When the remainder of the army “were about to give way” what was the response of the stripling warriors? Helaman referred to the firmness of the stripling warriors in three different verses. What does this word teach us about them?

Why is it so important to us to remain “firm and undaunted” in our spiritual battles, even when friends, associates, and others are “about to give way”? What was the result of this firmness on the army of the Nephites? What similar result might we expect from those around us if we remain firm? Can you think of a time when someone’s firmness gave you increased courage to stand fast?

My friend Eli Herring, whom I have mentioned before in these lessons, was firm and undaunted. I have watched him teach math and coach football at a high school in Utah. Professional football teams waved millions of dollars in front of him, trying to entice him away from a “never on Sunday” job. But he would not move. He knew what was right and he refused to give way. And no team in professional sports had enough money to get him to change his mind. And I believe that others in this church will know of him and will be inspired by him and by his example to stand firm in the face of overwhelming opposition.
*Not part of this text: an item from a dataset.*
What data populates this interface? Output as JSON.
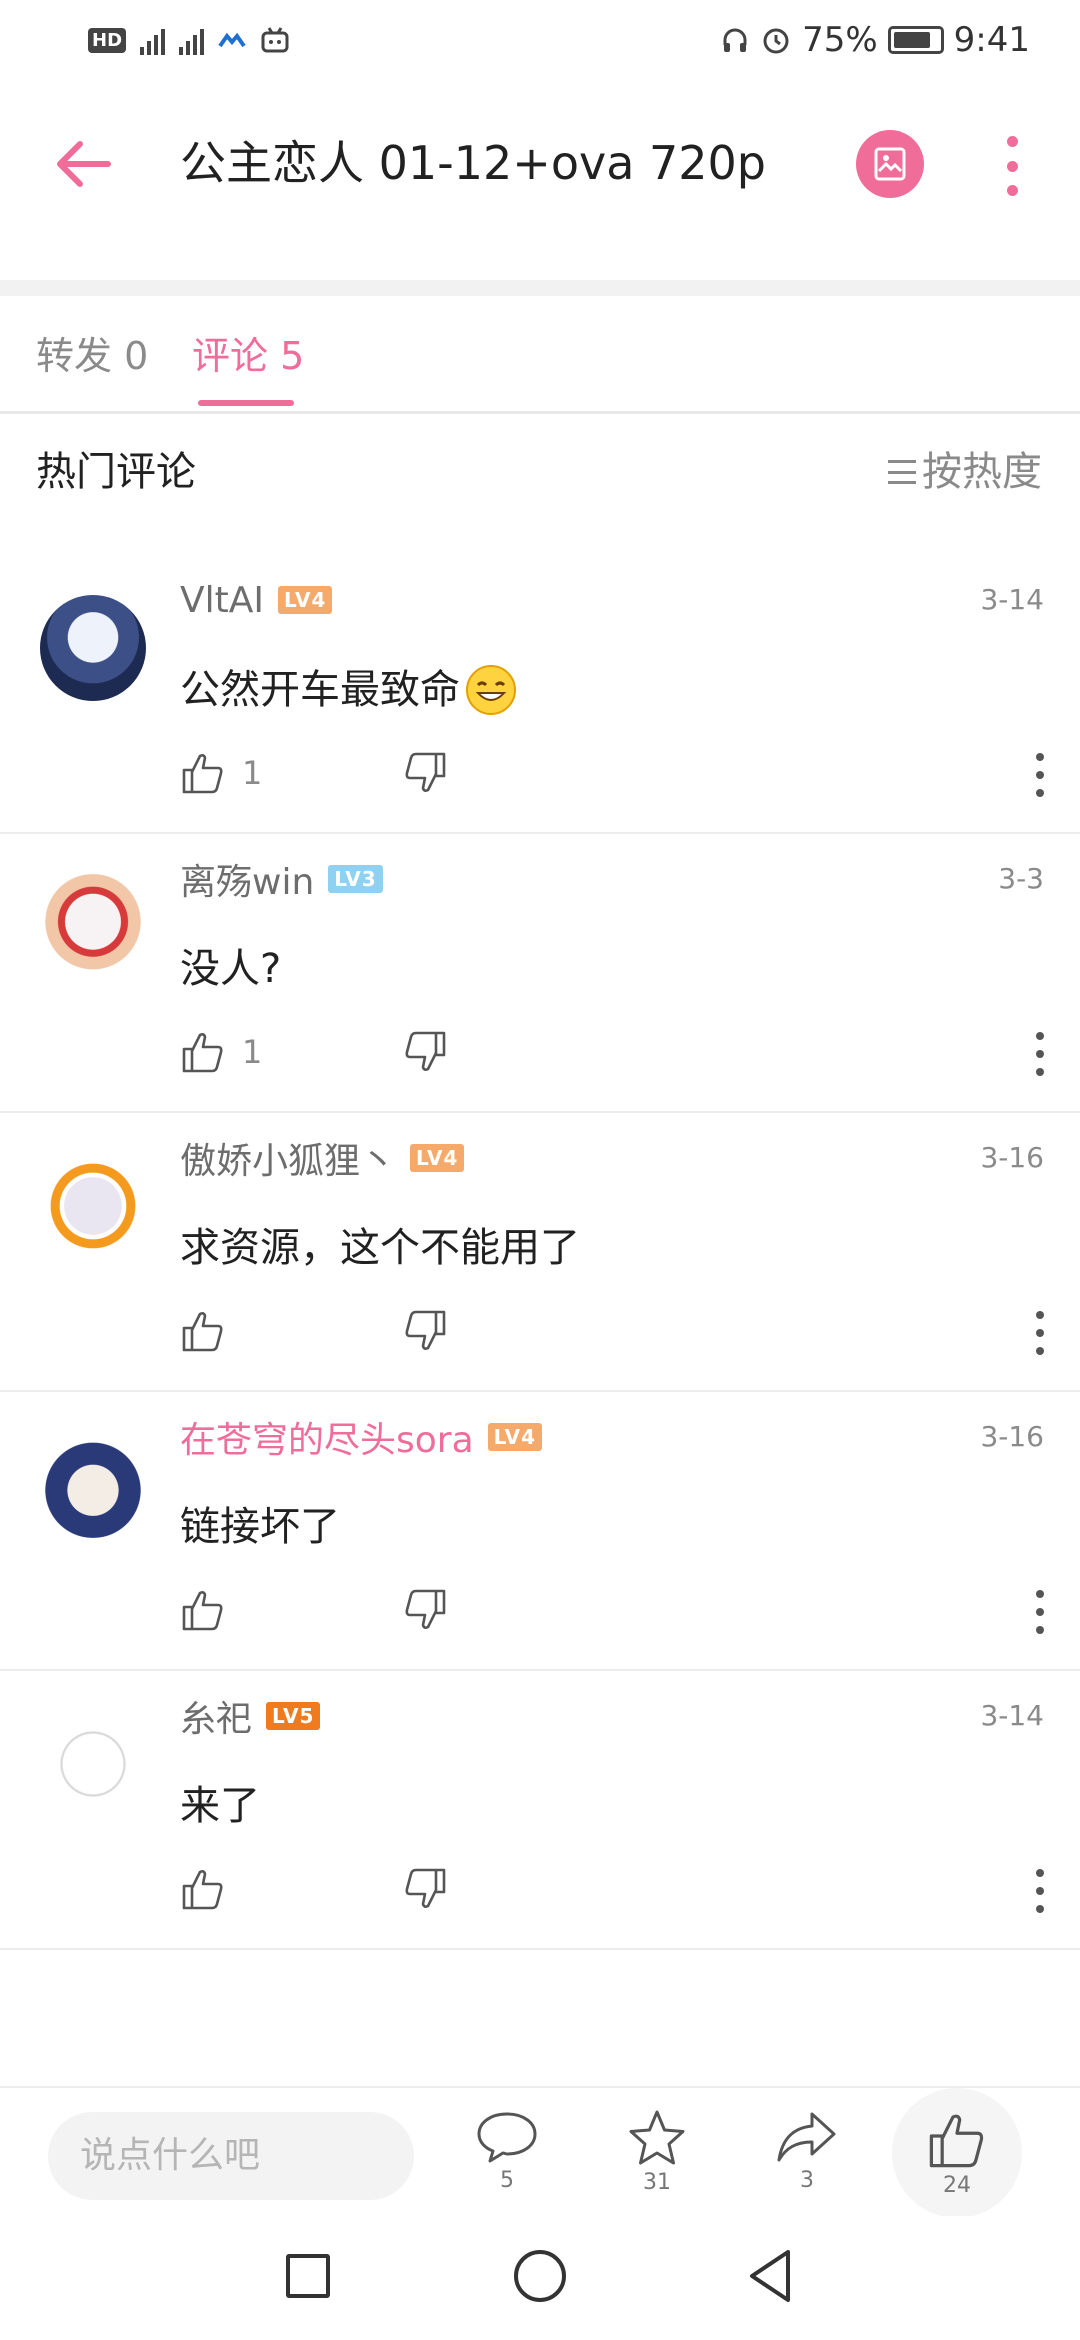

We, like the stripling warriors, must "contend with an enemy that is innumerable” (Alma 58:8; see 1 Nephi 14:12,13). If we acquire the qualities possessed by the stripling warriors, perhaps what was said of them will one day be said of us:

Nevertheless, according to the goodness of God, and to our great astonishment, and also the joy of our whole army, there was not one soul of them who did perish . . . (Alma 57:25).